Raad voor Vreemdelingenbetwistingen - 267.452 - 28-01-2022

Samenvatting

Het CGVS weigert de verzoekende partijen een vluchtelingenstatus of een status van subsidiaire bescherming toe te kennen omdat er geen zwaarwegende gronden zijn om aan te nemen dat ze een reëel risico lopen op ernstige schade in de zin van artikel 48/4, §2, c) van de Vreemdelingenwet.
 
Verzoekende partijen voeren onder meer een schending aan van artikel 3 EVRM. Ze pleiten ervoor dat hun relaas, waarin ze hun vrees voor de bende MS13 naar voren brengen, als geloofwaardig moet worden bevonden op basis van de specificiteit, coherentie en detaillering van hun verklaringen.
 
De Raad stelt vast dat verwerende partij de dochter van de vierde verzoekende partij, tevens de zus van de tweede en vijfde verzoekende partij en de schoonzus van eerste verzoekende partij, heeft erkend als vluchteling.
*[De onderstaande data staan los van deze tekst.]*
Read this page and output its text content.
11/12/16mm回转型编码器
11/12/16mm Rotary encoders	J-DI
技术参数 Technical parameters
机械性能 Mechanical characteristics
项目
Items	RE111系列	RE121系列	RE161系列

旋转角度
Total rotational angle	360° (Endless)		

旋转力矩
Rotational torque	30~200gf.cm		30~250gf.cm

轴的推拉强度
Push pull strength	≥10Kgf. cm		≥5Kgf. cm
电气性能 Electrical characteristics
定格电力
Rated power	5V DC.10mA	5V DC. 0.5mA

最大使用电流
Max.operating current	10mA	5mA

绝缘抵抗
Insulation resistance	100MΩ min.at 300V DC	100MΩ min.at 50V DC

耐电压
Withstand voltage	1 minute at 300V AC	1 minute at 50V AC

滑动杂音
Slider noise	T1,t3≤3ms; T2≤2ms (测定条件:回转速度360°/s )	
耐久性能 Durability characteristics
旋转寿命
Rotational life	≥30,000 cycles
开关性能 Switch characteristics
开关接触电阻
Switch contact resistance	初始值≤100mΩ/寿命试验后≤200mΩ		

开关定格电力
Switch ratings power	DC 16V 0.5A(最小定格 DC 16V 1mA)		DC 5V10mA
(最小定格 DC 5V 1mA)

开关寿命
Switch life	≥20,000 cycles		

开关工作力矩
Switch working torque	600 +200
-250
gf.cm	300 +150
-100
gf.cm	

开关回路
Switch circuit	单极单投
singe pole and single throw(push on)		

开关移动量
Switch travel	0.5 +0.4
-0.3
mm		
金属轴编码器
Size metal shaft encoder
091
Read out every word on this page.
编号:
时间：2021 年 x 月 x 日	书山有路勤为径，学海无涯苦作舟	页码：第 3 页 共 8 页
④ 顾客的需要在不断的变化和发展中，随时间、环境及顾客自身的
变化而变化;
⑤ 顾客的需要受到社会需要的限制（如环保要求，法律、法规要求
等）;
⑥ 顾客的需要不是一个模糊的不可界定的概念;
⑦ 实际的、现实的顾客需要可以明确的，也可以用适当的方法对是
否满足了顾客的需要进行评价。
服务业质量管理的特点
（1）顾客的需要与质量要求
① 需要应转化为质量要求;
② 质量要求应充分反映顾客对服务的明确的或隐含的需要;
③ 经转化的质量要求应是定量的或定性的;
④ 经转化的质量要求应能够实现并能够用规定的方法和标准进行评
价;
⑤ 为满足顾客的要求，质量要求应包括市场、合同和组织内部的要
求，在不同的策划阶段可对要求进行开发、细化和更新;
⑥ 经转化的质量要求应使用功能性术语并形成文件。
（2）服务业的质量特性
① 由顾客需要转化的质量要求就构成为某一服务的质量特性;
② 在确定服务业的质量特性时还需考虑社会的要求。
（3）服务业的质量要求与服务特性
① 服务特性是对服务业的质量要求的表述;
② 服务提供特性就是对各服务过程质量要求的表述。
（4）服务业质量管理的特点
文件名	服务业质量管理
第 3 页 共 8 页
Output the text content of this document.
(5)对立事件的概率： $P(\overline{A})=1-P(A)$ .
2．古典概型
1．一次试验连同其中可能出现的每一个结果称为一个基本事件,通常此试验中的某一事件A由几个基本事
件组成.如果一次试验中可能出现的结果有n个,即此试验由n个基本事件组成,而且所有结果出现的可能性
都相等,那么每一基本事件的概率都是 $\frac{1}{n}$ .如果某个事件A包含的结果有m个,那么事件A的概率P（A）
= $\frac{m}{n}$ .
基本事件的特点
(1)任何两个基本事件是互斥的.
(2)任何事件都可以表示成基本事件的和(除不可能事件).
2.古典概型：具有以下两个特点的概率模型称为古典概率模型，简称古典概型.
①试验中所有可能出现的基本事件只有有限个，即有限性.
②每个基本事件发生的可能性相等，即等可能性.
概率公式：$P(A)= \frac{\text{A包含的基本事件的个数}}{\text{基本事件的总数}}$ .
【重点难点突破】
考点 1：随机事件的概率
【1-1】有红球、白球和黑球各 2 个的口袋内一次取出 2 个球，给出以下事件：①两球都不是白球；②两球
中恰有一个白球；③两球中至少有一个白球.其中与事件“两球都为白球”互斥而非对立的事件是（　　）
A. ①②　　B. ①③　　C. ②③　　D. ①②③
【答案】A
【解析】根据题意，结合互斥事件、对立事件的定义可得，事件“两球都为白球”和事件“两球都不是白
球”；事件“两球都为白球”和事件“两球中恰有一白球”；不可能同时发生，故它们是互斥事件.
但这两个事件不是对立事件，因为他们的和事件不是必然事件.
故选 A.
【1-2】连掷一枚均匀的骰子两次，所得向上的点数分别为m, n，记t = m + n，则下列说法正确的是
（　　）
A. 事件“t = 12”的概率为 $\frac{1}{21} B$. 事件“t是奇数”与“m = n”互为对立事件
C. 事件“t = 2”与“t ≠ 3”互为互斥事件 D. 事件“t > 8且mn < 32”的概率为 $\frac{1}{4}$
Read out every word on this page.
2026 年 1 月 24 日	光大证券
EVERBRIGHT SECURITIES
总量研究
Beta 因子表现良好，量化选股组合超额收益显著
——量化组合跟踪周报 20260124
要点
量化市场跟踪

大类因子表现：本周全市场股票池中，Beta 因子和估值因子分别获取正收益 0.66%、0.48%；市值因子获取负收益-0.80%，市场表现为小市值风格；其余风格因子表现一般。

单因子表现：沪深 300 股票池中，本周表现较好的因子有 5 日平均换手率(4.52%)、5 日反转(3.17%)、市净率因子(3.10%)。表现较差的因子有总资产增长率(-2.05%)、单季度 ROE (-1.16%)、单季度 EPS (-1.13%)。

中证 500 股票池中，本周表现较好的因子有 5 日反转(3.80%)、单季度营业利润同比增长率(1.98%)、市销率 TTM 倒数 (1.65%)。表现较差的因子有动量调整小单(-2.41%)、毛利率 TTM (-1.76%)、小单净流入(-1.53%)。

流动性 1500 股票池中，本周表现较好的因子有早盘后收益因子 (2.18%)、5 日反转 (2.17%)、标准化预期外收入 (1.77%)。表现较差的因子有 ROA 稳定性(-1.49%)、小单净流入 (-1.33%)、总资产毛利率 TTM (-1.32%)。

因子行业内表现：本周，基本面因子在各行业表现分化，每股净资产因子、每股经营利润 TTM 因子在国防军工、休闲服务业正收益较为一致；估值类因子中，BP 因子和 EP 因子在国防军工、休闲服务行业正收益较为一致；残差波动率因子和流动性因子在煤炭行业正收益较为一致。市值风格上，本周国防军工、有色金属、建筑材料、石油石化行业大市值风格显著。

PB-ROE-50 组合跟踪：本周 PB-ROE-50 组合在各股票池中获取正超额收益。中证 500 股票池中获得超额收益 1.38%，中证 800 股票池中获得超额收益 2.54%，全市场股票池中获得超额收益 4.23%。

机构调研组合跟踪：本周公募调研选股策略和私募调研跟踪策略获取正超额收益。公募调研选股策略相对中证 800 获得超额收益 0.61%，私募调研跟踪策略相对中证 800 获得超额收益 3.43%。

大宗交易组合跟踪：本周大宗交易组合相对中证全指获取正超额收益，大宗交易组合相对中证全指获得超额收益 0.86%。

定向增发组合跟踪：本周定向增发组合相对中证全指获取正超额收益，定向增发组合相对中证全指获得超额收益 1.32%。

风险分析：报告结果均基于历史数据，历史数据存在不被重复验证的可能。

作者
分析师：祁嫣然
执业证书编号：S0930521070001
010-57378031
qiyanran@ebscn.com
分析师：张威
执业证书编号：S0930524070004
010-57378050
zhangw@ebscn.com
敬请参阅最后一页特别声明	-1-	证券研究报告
Uit de rechtspraak van het Hof van Justitie blijkt dat er rekening moet worden gehouden met de bedreigingen waaraan een gezinslid van een verzoeker is blootgesteld, teneinde te bepalen of deze verzoeker wegens zijn familieband met die bedreigde persoon, zelf wordt bedreigd met vervolging of ernstige schade.
 
Het onderzoek naar de vrees van verzoekende partijen voor vervolging impliceert een toekomstgerichte beoordeling. Ook al was er geen vervolging van verzoekende partijen vóór vertrek, dit sluit geenszins een gegronde vrees voor vervolging in geval van terugkeer uit. In tegenstelling tot verwerende partij is de Raad van mening dat verzoekende partijen hun problemen, zoals afpersing, met de bende MS13 wel aannemelijk maken.
 
De Raad meent dat zich een verder onderzoek opdringt naar de risicobepalende omstandigheden bij terugkeer naar El Salvador, in het bijzonder in het licht van de erkenning van het familielid dat op hetzelfde adres als verzoekende partijen woonde en bende-gerelateerde problemen met de MS13 aanhaalde.